Rule 10: Don’t conflate pity with empathy, and put in the personal work

“I come from a counseling and human services background, and I made a career switch into tech a few years ago,” says Vivianne Castillo, a UX researcher and founder of the professional growth network HmntyCntrd. “I remember being excited about tech, and how UX spoke to people being empathetic and human-centered. But after entering the industry, I learned most conversations around empathy are bullshit.

“There’s a fine line between empathy and pity. When you design experiences out of pity, you design things that not only aren’t sustainable, but often cause more harm. They’re not taking into consideration cultural context and how our unconscious bias can seep into design decisions.

“For me, I’ve always been amazed by, for how much our industry talks about being human-centered and inclusive, we talk little about the personal work that’s required and necessary to do our best professional work.

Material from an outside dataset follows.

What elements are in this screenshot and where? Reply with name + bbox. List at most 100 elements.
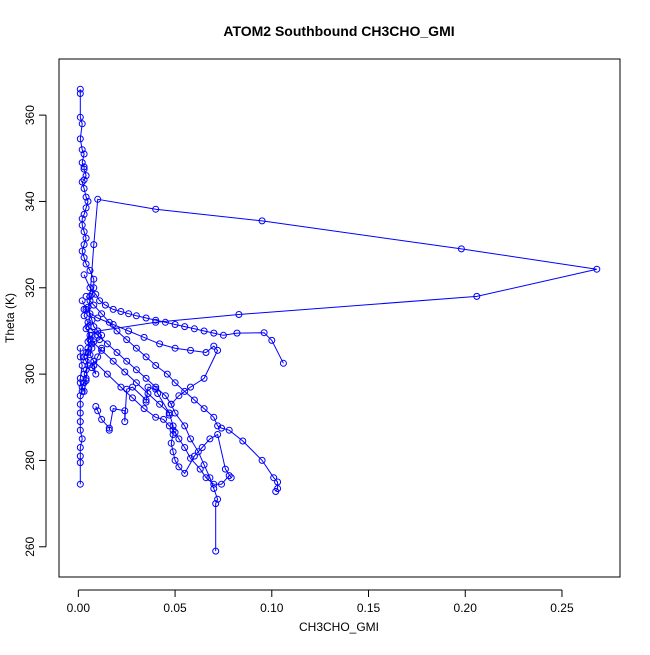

“Let’s have a conversation about the role of shame within [design] research, and how that changes your process and the way you interpret [information], and how that leads to design decisions. Let’s talk about how there’s a lack of curriculum on cultural competency. And how privilege plays a role in that.

“Working in UX and tech, in theory, we should be the most comfortable talking about things like white supremacy and systemic and institutionalized bias, and racism, because we talk about being human-centered. A lot of leaders who lead bias and thought work tend to be in the majority white, middle upper class, and a lot are men. You have a lot of thought leadership for the last several years or so driven by people in the majority with a lot of privilege who don’t necessarily have the awareness skills to drive inclusive [practices].

“Before COVID-19, for so long, we were able to get away with things like [people saying] “I’m human-centered!” instead of anything about putting in the work to understand that. After COVID-19, people are much more aware you can’t separate your personal life from professional life; they’re interdependent of one another.”

The great philosopher, George Costanza once said pity is underrated.

All jokes aside, I have no clue what the hell this section is talking about. I’ve read it three times.

I’ve been really hard on the author here and that’s mostly because he wrote it. However these are just a collection of quotes from various industry leaders or high profile designers. So they share a lot of blame for this silyness.

Some of the problems brought up in this list are real even if they are exaggerated. But none of them can be solved by designers. The solutions to these problems are complex and involve our communities and institutions. If these issues are important to you, there are real ways you can help. Writing this list and telling people to follow these rules ain’t one of them.